Monthly Archives: August 2009

Questions for my father


I had this notion, so I thought I’d write it down.

My dad just turned 80. He’s far from feeble but I have to acknowledge that he’s getting older and people don’t live for ever. I want to ask him to write some sort of memoir, even if it’s just a timeline of events that we can fill in bit by bit. Because he lived through “important places, times when great events were decided” (to quote Patrick Kavenagh) and did some cool things, and I don’t want to lose that history. Maybe one day one (or both) of my kids, or their kids, will be interested in these things.

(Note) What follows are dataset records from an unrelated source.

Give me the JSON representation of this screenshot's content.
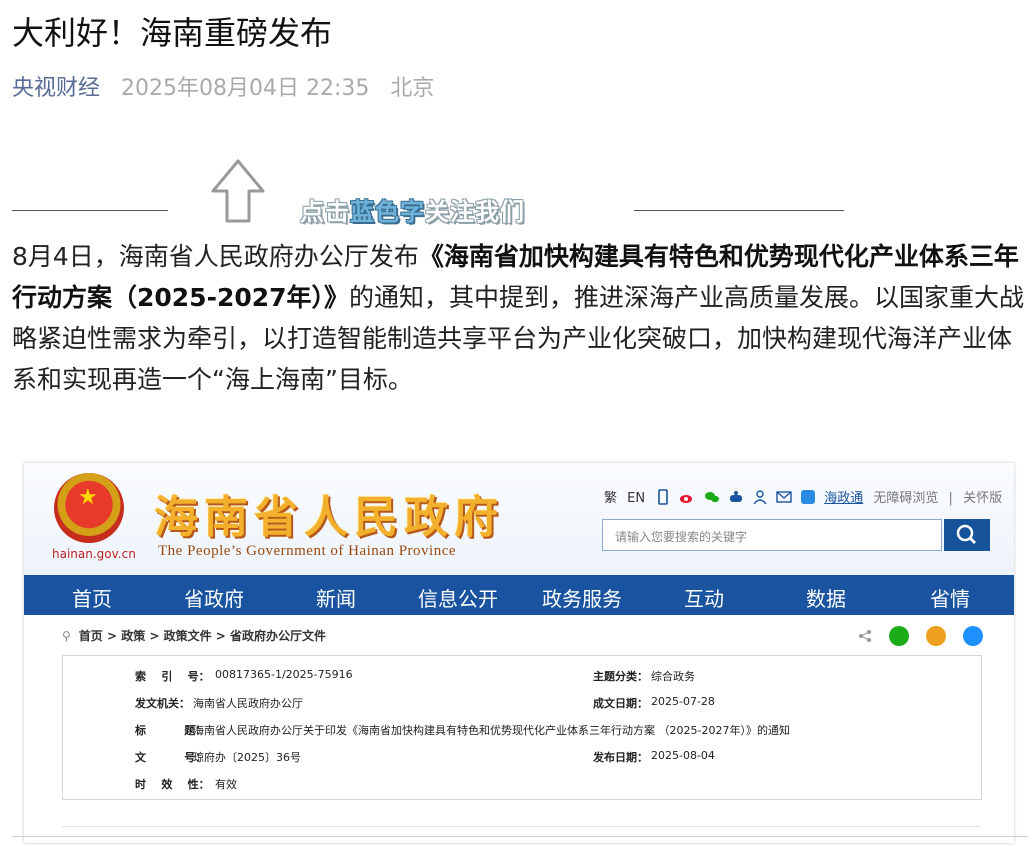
{
  "article": {
    "title": "大利好！海南重磅发布",
    "source": "央视财经",
    "datetime": "2025年08月04日 22:35",
    "location": "北京"
  },
  "follow_banner": {
    "pre": "点击",
    "blue": "蓝色字",
    "post": "关注我们"
  },
  "paragraph": {
    "p1": "8月4日，海南省人民政府办公厅发布",
    "bold": "《海南省加快构建具有特色和优势现代化产业体系三年行动方案（2025-2027年）》",
    "p2": "的通知，其中提到，推进深海产业高质量发展。以国家重大战略紧迫性需求为牵引，以打造智能制造共享平台为产业化突破口，加快构建现代海洋产业体系和实现再造一个“海上海南”目标。"
  },
  "embedded": {
    "site_name": "海南省人民政府",
    "site_name_en": "The People’s Government  of Hainan Province",
    "domain": "hainan.gov.cn",
    "tools": [
      "繁",
      "EN",
      "海政通",
      "无障碍浏览",
      "关怀版"
    ],
    "search_placeholder": "请输入您要搜索的关键字",
    "nav": [
      "首页",
      "省政府",
      "新闻",
      "信息公开",
      "政务服务",
      "互动",
      "数据",
      "省情"
    ],
    "breadcrumb": "首页 > 政策 > 政策文件 > 省政府办公厅文件",
    "info": {
      "index_label": "索    引    号：",
      "index_value": "00817365-1/2025-75916",
      "category_label": "主题分类：",
      "category_value": "综合政务",
      "issuer_label": "发文机关：",
      "issuer_value": "海南省人民政府办公厅",
      "created_label": "成文日期：",
      "created_value": "2025-07-28",
      "title_label": "标          题：",
      "title_value": "海南省人民政府办公厅关于印发《海南省加快构建具有特色和优势现代化产业体系三年行动方案 （2025-2027年）》的通知",
      "docno_label": "文          号：",
      "docno_value": "琼府办〔2025〕36号",
      "published_label": "发布日期：",
      "published_value": "2025-08-04",
      "validity_label": "时    效    性：",
      "validity_value": "有效"
    }
  },
  "colors": {
    "nav_blue": "#1a54a0",
    "source_blue": "#576b95",
    "wechat_green": "#1aad19",
    "weibo_orange": "#f0a020",
    "qzone_blue": "#1e90ff"
  }
}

So I was thinking, I could send him a sort of questionnaire, to get him started, give him a structure, jog his memory. Then I could ghost write it for him, if he liked. Then we could publish it and make a mint. Or, you know, whatever.

Off the top of my head, some questions:

  • Who were your parents? What did they do in the first world war? When did they meet and marry? Do you know the story of how they met?
  • What are your memories of the second world war in (and outside) London? What was your dad doing in Germany after that?
  • Where did you go to school? Tell me a story from your schooldays.
  • And then you went to the polytechnic to study architecture. What was your first job?
  • Why did you decide to move to America? What was it like in California in the 60s, for a sheltered Catholic boy from England? Why did you decide not to stay?
  • You moved to Ireland instead. How did Ireland become your adopted home?
  • Tell me about your two years in Guatemala.
  • How did you meet my mother? What made you decide to marry her, and you a confirmed batchelor in your 40s? How do you spell batchelor?
  • What happened to your leg?
  • What famous people have you met? (Bono, Sir John Betjeman to name an eclectic couple. Probably the Queen, for all I know.)
  • What building are you most proud of being involved in the creation of?
  • What do you regret that you never got to do, and are unlikely to at this point?
  • What do you want to do next?

Delicious baby


Little Miss, the Small Sausage, is so delicious right now. At every stage, I think “This has got to be the cutest, right now,” and then a couple of months later she starts doing something new and surpasses herself in cuteness all over again.

Today I am totally smitten with her chunky little legs, so sturdy (she’s got killer glutes, you should see all the squats she does), so plump and edible – I can completely see Johnathan Swift’s point when he recommended eating babies. She has a little tan on her arms and legs (lucky girl – she won’t be like her mother bemoaning her snow-white limbs for an entire adolescence; but I’m sure she’ll find something else to hate, like the little birthmark freckle on her right cheek, for instance) and perfect elbow dimples and wrist creases… and the toes – just right for a snack, a tiny nibble…

Waving not drowning

The baby turned nine months old and learned to wave today. She was waggling her hand in a puzzling and new way at dinner, and I couldn’t work out what she meant by it. All done? You want to get down? Your hand hurts? But then her father came home and the hand started up again and I realised she was waving for all she was worth.

I told Monkey that Grandad was going to be 80 next week. He said “And then he’ll die?” Since I’ve told him that people get old and then they die, this wasn’t too much of a surprise.
“I hope not for a while yet,” I said, and went on to explain how we’d all die in due course, even me, in many years, and Monkey himself many years after that.
“But I’ll die with you,” he insisted. I laughed it off and we changed the subject.

Several hours later, out of the blue, he said again, “I’ll just die with you, Mummy.” I think he thinks it’s like going to IKEA or something. Maybe it is.